Suzanne Jauchius and Jeanne Boylan, collaborators and friends, have both been asked,"Why can't you just be normal?"
Both Suzanne Jauchius, a modern day psychic, who sees things about people, and Jeanne, who works with crime victims to draw pictures of assailants, have written books about their search for authenticity.
But even with a blindfold, Suzanne could see where to pin the tail on the donkey or who had the thimble. She thought she was just clever and smart. Shamed for who she was, Suzanne began the lifelong quest to find her place - to find where she fit in - to find her way home. It took eight years of intense therapy, supportive friends and constant work to gain a new awareness of who she is and how she can use her gift.
Suzanne read excerpts from her new book, You Know Your Way Home, at a recent Brown Bag Lunch and Learn at the Central Library. She detailed how she overcame a lifetime of criticism and skepticism from those closest to her to follow her passion.
Now an intuitive consultant with an office in West Linn, Suzanne uses her ability to help others discover some truths about their lives. She and Jeanne Boylan first became acquainted when working together on a case in England. Jeanne was able to produce a sketch that is the precise face of the last person seen with the victim. Over the years, the two women became friends and have worked on many cases together including the PollyKlaas kidnapping.
Early in her career when Jeanne was still trying to leave the business of interviewing victims and drawing police sketches in order to have a normal life, Suzanne sees Jeanne "doing a lot of work for the FBI, writing a script or manuscript and working with a man named Ron or Rod… this work will never let you go..." All of this comes true.

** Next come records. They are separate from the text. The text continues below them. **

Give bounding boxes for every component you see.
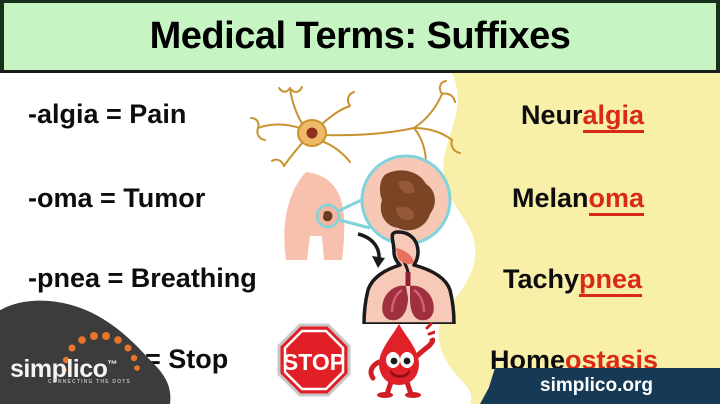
logo-trademark: ™ bbox=[107, 360, 117, 371]
term-suffix: algia bbox=[583, 100, 645, 133]
banner-right-edge bbox=[716, 3, 720, 70]
stop-sign-illustration: STOP bbox=[277, 323, 351, 402]
site-url: simplico.org bbox=[540, 375, 653, 397]
term-root: Melan bbox=[512, 183, 589, 213]
slide-canvas: Medical Terms: Suffixes -algia = Pain -o… bbox=[0, 0, 720, 404]
term-neuralgia: Neuralgia bbox=[521, 100, 644, 131]
title-banner: Medical Terms: Suffixes bbox=[0, 0, 720, 73]
simplico-logo-blob bbox=[0, 300, 180, 404]
term-root: Neur bbox=[521, 100, 583, 130]
page-title: Medical Terms: Suffixes bbox=[150, 17, 571, 55]
term-tachypnea: Tachypnea bbox=[503, 264, 642, 295]
logo-tagline: CONNECTING THE DOTS bbox=[48, 379, 131, 385]
lungs-illustration bbox=[352, 228, 464, 329]
term-suffix: pnea bbox=[579, 264, 642, 297]
blood-drop-mascot bbox=[365, 322, 435, 403]
terms-column: Neuralgia Melanoma Tachypnea Homeostasis bbox=[470, 73, 720, 404]
term-suffix: oma bbox=[589, 183, 645, 216]
term-melanoma: Melanoma bbox=[512, 183, 644, 214]
definition-row-pnea: -pnea = Breathing bbox=[28, 263, 257, 294]
stop-sign-label: STOP bbox=[283, 349, 345, 375]
banner-left-edge bbox=[0, 3, 4, 70]
term-root: Tachy bbox=[503, 264, 579, 294]
definition-row-algia: -algia = Pain bbox=[28, 99, 186, 130]
definition-row-oma: -oma = Tumor bbox=[28, 183, 205, 214]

Jeanne did work with the FBI, wrote a script and continues to work with police. She worked with law enforcement on the Susan Smith case and the Oklahoma City bombing and was the one to produce an accurate sketch of the Unabomber. Read about her interview techniques and details of the cases (as well as Suzanne's predictions) in Portraits of Guilt: The Woman Who Profiles the Faces of America's Deadliest Criminals.